Durrani’s other big reveal was about the Kashmir conflict. India has long documented how Pakistan has patronized terror groups such as the Lashkar-e-Taiba and the Jaish-a-Mohammed to create unrest in the Kashmir valley. Intriguingly, when asked in the book to say what he thought was the biggest failure of the ISI, Durrani replied: “When the Kashmir uprising happened we did not know how far it would go.  We didn’t want it to go out of control, which would lead to a war that neither side wanted…. ISI’s leverage on the Kashmir insurgency turned out less than successful.” Durrani was ISI chief in 1990-1992, during the insurgency’s early years. When I asked him whether the direction Kashmir has taken has proved difficult for both nations, he said, “True, it wasn’t easy to keep a handle on it — as the Indians too must have concluded over time.” But taking a swipe at India, he added sarcastically, “Oh, I think Pakistan knows what to do with it; sit back and watch.” Dulat’s answer to the question of RAW’s failures with Pakistan was just as candid: “That we have not been able to turn an ISI officer at a level where it counts.”

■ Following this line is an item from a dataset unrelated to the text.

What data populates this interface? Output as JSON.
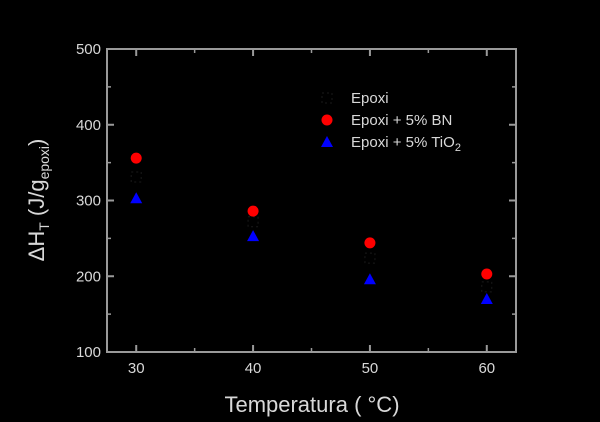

There are other valuable nuggets for watchers of a region that President Bill Clinton once called “a nuclear flash point.” Dulat shared how a border cease-fire was brokered in 2003 as a result of secret meetings between the head spooks of either side. He revealed that a tipoff from RAW saved the life of former Pakistan president Pervez Musharraf and said Musharraf had even conveyed his gratitude. As army chief, Musharraf pushed Pakistani soldiers into India in 1999 leading to the Kargil war. His hard-line statements and actions made him a deeply contentious figure in India. Yet, Dulat insisted, “There has been no more reasonable Pakistani leader than General Musharraf.”

But it’s the no-holds barred description about key officials in both countries that’s got everyone talking. “Get Doval to Lahore; he loves Pakistan,” said Dulat of the Indian National Security adviser, Ajit Doval, regarded as a hard-liner in Pakistan. Durrani was less than complimentary about Pakistan’s former prime minister Nawaz Sharif, who he said has the “acumen of a camel” on international relations. And on Indian Prime Minister Narendra Modi? Durrani said:  “A fox. Modi is smart.”